The Kroc Institute for Peace and Justice is excited to announce the recipients of the 2023 grants from the Women Waging Peace (WWP) network.
Established in 1999, the Women Waging Peace network has grown to be a powerful and inclusive international community of peacebuilding experts and leaders who are committed to ending cycles of violence. The Kroc IPJ provides network members with grants to help them build organizational capacity and attend convenings around the world.
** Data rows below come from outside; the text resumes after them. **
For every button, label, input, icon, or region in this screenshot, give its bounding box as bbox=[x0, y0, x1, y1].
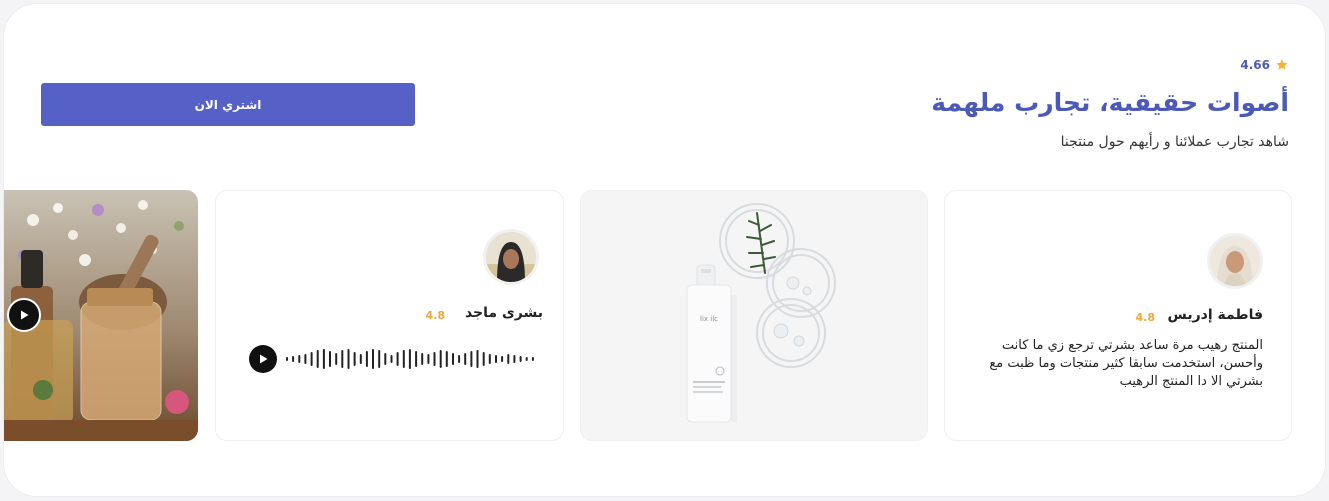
avatar bbox=[1207, 233, 1263, 289]
play-audio-button[interactable] bbox=[249, 345, 277, 373]
avatar bbox=[483, 229, 539, 285]
play-video-button[interactable] bbox=[7, 298, 41, 332]
rating-value: 4.66 bbox=[1240, 58, 1270, 72]
review-text: المنتج رهيب مرة ساعد بشرتي ترجع زي ما كا… bbox=[989, 338, 1263, 389]
reviewer-score: 4.8 bbox=[1135, 311, 1156, 324]
video-thumbnail-card bbox=[4, 190, 198, 441]
audio-review-card: بشرى ماجد 4.8 bbox=[215, 190, 564, 441]
review-card: فاطمة إدريس 4.8 المنتج رهيب مرة ساعد بشر… bbox=[944, 190, 1292, 441]
svg-text:lix ilc: lix ilc bbox=[700, 315, 718, 323]
reviewer-name: فاطمة إدريس bbox=[1167, 307, 1263, 323]
reviewer-name: بشرى ماجد bbox=[464, 305, 543, 321]
play-icon bbox=[260, 354, 268, 364]
overall-rating: 4.66 bbox=[1240, 58, 1289, 72]
star-icon bbox=[1276, 59, 1288, 70]
product-image-card: lix ilc bbox=[580, 190, 928, 441]
section-title: أصوات حقيقية، تجارب ملهمة bbox=[931, 88, 1289, 117]
avatar-image bbox=[1210, 236, 1260, 286]
product-image: lix ilc bbox=[581, 191, 927, 440]
buy-now-button[interactable]: اشتري الان bbox=[41, 83, 415, 126]
reviewer-score: 4.8 bbox=[425, 309, 446, 322]
avatar-image bbox=[486, 232, 536, 282]
play-icon bbox=[21, 310, 29, 320]
waveform-icon[interactable] bbox=[286, 347, 538, 371]
testimonials-section: 4.66 أصوات حقيقية، تجارب ملهمة شاهد تجار… bbox=[3, 3, 1326, 497]
section-subtitle: شاهد تجارب عملائنا و رأيهم حول منتجنا bbox=[1060, 134, 1289, 150]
Learn more about the ten WWP members who were awarded grants this year.
Julia Akur
Julia is a South Sudanese woman lawyer who has worked in the areas of women, peace and security, participating in the drafting of the Interim Constitution of South Sudan and the country’s first ever Child Bill. She is a founding member of the Federation of Women Lawyers of South Sudan (FIDA-South Sudan). She received a grant to support her organization's membership in international networks.
Rajaa Altalli
Rajaa is the co-founder of the Center for Civil Society and Democracy and a member of the Syrian Women's Advisory Board for the UN Special Envoy for Syria since it was established in 2016 to ensure that women's perspectives and leadership are taken into account in the Syrian peace process. She received a grant to travel to the UN General Assembly meeting.
Caryn Dasah
Caryn is a social justice activist and youth leader focused on advancing women's rights, gender equality, ending violence against women and girls, and sustainable development. She received a grant to attend sessions at Geneva Peace Week.
Dolores Hernández
Dolores is a professor at ITESO and has experience in governance, development, international cooperation and internationalization, safety, social innovation, creative economy, mobility, and climate change. She received a grant to travel to a conference in the US.
Nargis Nehan
Nargis has served as Treasure of the Ministry of Finance and Senior Advisor to the Minister of Education and Higher Education in Pakistan. She founded EQUALITY for Peace and Democracy/Development and served in the Afghanistan National Unity Government as Acting Minister of Mines and Petroleum. She received a grant to travel to a donor meeting in Germany.
Sulochana Peiris
Sulochana Peiris is a documentary maker, writer and researcher based in Sri Lanka. She has a MA in Conflict and Peace Studies from the University of Colombo, Sri Lanka. Sulochana's latest documentary on Sri Lanka's 2022 protest movement was premiered during a Roundtable Conference on Sri Lanka organized by the University of Utrecht in the Netherlands. She received a grant to attend this conference.
Martha Segura
Martha has thirty years of professional experience coordinating NGO networks to influence public policies to prevent violence against women and children. In 2012, she founded a foundation to work with displaced women and children in poor communities in alliance with the government and other NGOs. She received a grant to attend a conference.
Zayneb alShalalfeh
Zayneb is a program management professional with 11+ years of experience who has worked in conflict areas in the Middle East in the field of environment and gender. She is a co-founder of the Palestinian Women Water Practitioners Network to raise women's profile in the water field. She received a grant to take a course on psychosocial support.
Rebecca Turyatunga
Rebecca is a Ugandan activist with a focus on peacebuilding and women’s and youth’s empowerment. She is the founder Young Women Space and a founding member of Sheema Development Foundation. She received a grant to attend a cybersecurity course.
Nicoline Wazeh
Nicoline is a local Gender and Development expert and a peacebuilder based in Cameroon. She is the CEO and Founder of two local organizations: Pathways for Women’s Empowerment and Development and Integrated Agricultural Training Center (PaWEDIATC). She received a grant to travel to a conference in Germany.
About the Author
The Joan B. Kroc Institute for Peace and Justice (Kroc IPJ) launched in 2001 with a vision of active peacebuilding. In 2007, the Kroc IPJ became part of the newly established Joan B. Kroc School of Peace Studies, a global hub for peacebuilding and social innovation. The core of the Kroc IPJ mission is to co-create learning with peacemakers — learning that is deeply grounded in the lived experience of peacemakers around the world, that is made rigorous by our place within a university ecosystem and that is immediately and practically applied by peacemakers to end cycles of violence.